La Longue nuit de l’exorcisme: Jouant avec le changement de point de vue (et donc de fausses pistes) autour d’une enquête policière sur la disparition et le meurtre d’enfants, ce giallo intelligent et surprenant qui surfe avec la comédie et le thriller, se distingue par son inventivité et son côté cynique/cru cher au réalisateur (qui en profite au passage pour porter un regard critique sur l’Italie rurale et traditionnelle d’alors). Bien rythmé, renvoyant à plusieurs thématiques récurrentes/métrages du réal (Beatrice Cenci en tête mais que dire du lynchage de Maciara renvoyant directement à l’introduction de The Beyond?), il se débarrasse également de toute logique fantastique superflue (son titre est totalement mensonger) pour un rendu réaliste d’autant plus marquant! Son giallo suivant, L’Emmurée Vivante parachèvera cette volonté de sortir ce sous-genre horrifique de son carcan! Un film personnel et subversif en tout point qui fera parler de lui à l’époque, notamment pour une scène (totalement gratuite) d’érotisme malsain entre l’héroïne (Barbara Bouchet, bien connue des amateurs de gialli) et un enfant! Une bonne surprise malgré un jeu d’acteurs parfois aléatoire (commes les effets spéciaux)!

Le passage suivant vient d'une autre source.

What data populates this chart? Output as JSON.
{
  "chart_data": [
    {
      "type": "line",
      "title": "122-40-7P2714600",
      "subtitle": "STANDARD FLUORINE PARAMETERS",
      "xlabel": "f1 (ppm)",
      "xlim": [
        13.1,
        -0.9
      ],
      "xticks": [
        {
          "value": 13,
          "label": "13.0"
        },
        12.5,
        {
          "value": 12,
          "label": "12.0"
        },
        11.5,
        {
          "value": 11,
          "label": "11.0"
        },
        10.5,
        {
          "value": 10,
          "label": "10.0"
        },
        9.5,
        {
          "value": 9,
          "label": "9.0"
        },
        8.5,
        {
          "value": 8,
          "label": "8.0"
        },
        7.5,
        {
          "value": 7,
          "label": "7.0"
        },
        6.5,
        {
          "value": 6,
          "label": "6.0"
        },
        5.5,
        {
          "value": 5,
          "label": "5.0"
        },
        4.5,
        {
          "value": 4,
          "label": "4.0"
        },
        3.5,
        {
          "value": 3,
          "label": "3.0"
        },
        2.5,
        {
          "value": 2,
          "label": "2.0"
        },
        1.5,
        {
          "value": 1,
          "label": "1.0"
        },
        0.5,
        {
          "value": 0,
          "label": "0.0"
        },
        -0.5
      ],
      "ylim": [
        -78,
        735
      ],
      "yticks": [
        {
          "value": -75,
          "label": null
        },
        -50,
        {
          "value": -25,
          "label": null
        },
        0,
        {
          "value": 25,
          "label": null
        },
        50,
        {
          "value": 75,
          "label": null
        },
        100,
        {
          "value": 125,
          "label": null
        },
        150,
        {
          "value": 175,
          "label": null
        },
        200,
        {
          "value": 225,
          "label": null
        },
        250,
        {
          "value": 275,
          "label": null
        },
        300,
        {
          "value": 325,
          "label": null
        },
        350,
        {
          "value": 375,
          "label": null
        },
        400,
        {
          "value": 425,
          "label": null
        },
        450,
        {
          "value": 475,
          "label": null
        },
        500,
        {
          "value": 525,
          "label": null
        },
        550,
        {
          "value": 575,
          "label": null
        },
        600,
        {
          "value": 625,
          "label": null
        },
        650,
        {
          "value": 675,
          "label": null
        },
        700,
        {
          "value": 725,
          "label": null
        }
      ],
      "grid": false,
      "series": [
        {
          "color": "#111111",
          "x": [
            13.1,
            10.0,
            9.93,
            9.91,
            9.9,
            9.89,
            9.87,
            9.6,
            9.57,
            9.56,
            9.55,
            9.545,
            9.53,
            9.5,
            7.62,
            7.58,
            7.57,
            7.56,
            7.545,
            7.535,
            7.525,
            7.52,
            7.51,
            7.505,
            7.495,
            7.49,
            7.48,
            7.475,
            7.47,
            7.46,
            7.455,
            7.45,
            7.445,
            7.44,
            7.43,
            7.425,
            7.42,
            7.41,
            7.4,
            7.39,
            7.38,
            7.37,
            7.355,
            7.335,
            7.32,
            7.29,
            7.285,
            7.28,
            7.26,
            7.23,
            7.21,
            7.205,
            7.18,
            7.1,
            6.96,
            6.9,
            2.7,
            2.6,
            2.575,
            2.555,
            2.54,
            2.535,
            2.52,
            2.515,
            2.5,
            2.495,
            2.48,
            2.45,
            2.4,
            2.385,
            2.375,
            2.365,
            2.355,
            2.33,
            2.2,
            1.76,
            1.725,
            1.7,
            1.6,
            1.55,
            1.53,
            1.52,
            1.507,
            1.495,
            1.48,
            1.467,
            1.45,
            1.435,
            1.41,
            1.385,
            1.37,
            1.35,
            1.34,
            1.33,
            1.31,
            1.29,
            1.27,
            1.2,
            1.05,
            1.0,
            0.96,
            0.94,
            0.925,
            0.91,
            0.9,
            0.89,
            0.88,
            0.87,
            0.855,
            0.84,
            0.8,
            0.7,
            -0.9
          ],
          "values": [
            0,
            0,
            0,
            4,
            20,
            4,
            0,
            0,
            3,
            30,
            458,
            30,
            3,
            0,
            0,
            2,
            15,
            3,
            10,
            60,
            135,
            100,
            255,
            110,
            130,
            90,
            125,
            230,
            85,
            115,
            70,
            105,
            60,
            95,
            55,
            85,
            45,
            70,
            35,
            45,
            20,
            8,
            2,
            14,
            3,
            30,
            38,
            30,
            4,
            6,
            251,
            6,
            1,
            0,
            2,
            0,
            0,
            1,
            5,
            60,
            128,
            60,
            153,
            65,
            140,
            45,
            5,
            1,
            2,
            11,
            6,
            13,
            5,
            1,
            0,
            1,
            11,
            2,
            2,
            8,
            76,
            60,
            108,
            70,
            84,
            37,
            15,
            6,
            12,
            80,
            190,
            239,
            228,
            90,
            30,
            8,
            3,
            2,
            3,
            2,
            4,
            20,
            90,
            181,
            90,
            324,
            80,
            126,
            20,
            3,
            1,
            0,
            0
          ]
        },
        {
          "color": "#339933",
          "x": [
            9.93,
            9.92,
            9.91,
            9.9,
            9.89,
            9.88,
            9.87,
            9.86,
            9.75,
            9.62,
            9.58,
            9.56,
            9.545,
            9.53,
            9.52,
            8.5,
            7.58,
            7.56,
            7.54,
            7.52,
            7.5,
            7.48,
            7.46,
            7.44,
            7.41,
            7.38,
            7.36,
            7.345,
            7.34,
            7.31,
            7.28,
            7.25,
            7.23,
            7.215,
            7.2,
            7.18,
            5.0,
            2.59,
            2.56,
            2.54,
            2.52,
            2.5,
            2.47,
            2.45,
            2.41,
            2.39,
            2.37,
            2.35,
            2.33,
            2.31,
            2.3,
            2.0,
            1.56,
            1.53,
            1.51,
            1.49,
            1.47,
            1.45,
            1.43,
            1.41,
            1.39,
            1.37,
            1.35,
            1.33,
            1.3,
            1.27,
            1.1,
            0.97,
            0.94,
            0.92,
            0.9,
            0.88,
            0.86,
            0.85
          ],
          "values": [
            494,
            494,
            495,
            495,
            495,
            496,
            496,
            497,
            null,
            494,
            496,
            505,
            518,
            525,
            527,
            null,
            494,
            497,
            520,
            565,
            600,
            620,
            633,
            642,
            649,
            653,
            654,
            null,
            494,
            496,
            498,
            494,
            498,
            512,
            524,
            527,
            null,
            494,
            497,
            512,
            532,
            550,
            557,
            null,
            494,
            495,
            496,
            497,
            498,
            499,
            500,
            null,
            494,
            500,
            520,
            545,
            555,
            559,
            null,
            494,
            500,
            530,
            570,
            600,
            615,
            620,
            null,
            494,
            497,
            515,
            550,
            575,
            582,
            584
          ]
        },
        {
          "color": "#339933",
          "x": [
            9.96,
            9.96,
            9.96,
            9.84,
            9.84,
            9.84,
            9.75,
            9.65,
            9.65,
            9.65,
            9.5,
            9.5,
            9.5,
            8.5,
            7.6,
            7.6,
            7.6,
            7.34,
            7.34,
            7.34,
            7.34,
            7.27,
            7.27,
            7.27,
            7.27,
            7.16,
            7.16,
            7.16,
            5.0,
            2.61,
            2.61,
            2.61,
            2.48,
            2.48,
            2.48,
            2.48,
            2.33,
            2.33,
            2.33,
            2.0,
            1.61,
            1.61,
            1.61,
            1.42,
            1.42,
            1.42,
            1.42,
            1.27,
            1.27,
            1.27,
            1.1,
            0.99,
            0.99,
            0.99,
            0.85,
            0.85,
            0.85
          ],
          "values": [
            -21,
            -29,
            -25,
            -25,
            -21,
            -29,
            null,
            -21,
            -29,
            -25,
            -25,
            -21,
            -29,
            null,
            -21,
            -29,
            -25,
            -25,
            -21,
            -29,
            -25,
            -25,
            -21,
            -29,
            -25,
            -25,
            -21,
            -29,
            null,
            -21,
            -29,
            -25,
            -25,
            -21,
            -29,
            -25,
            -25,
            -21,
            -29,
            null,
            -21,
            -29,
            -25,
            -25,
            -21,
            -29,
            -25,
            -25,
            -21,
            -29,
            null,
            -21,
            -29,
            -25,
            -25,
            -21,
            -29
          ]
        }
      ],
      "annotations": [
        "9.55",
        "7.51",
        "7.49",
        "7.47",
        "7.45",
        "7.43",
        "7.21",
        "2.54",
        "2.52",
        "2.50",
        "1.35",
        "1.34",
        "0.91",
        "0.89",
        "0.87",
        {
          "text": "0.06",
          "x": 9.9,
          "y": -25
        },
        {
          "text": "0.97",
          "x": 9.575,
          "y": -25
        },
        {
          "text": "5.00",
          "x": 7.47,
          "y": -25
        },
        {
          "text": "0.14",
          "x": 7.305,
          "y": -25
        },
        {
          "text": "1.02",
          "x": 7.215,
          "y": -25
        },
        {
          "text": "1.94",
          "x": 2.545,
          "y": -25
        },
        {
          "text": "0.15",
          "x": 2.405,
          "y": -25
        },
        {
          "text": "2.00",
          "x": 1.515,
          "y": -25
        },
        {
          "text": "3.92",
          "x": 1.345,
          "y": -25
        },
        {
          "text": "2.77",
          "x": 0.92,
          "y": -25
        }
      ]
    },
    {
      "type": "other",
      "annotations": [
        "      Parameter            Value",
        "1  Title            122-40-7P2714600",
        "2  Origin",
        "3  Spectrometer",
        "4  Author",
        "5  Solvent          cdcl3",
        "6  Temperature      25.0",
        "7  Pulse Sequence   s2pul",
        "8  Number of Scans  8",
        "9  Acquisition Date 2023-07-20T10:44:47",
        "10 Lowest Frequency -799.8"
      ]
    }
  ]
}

https://www.imdb.com/title/tt0069019/?ref_=nv_sr_srsg_0

L’Emmurée Vivante: Véritable pépite vintage (on ne serait pas en train de se refaire les James Bond, c’est le genre de métrage qui finirait en film du mois sans forcer) et dernier giallo de ce cher Lucio avant de basculer dans sa période zombies (L’Eventreur de New York étant plutôt un sympathique mélange de slasher et de giallo comme La Baie Sanglante de Bava) qui se concentre totalement sur son scénario et son twist final (génial pour l’époque) au lieu de donner bêtement dans les codes du genre (sexe, violence, jeux de lumières,…). Dans celui ci, les notions de machination, de destin et de tragédie (propres aux gialli et aux thrillers) prennent tout leurs sens (j’ai lu quelque part que Fulci avait été passablement marqué par les travaux d’Antonioni), je ne vous en dirais pas plus! On appréciera au passage l’excellente prestation de Jennifer O’Neill (vue également dans Scanners) et la partition mémorable de Fabio Frizzi! Si vous devez vous faire un seul giallo du Monsieur, c’est celui ci, en gardant à l’esprit que ce n’est pas le plus graphique (même si la mise en scène vaut le coup d’oeil)!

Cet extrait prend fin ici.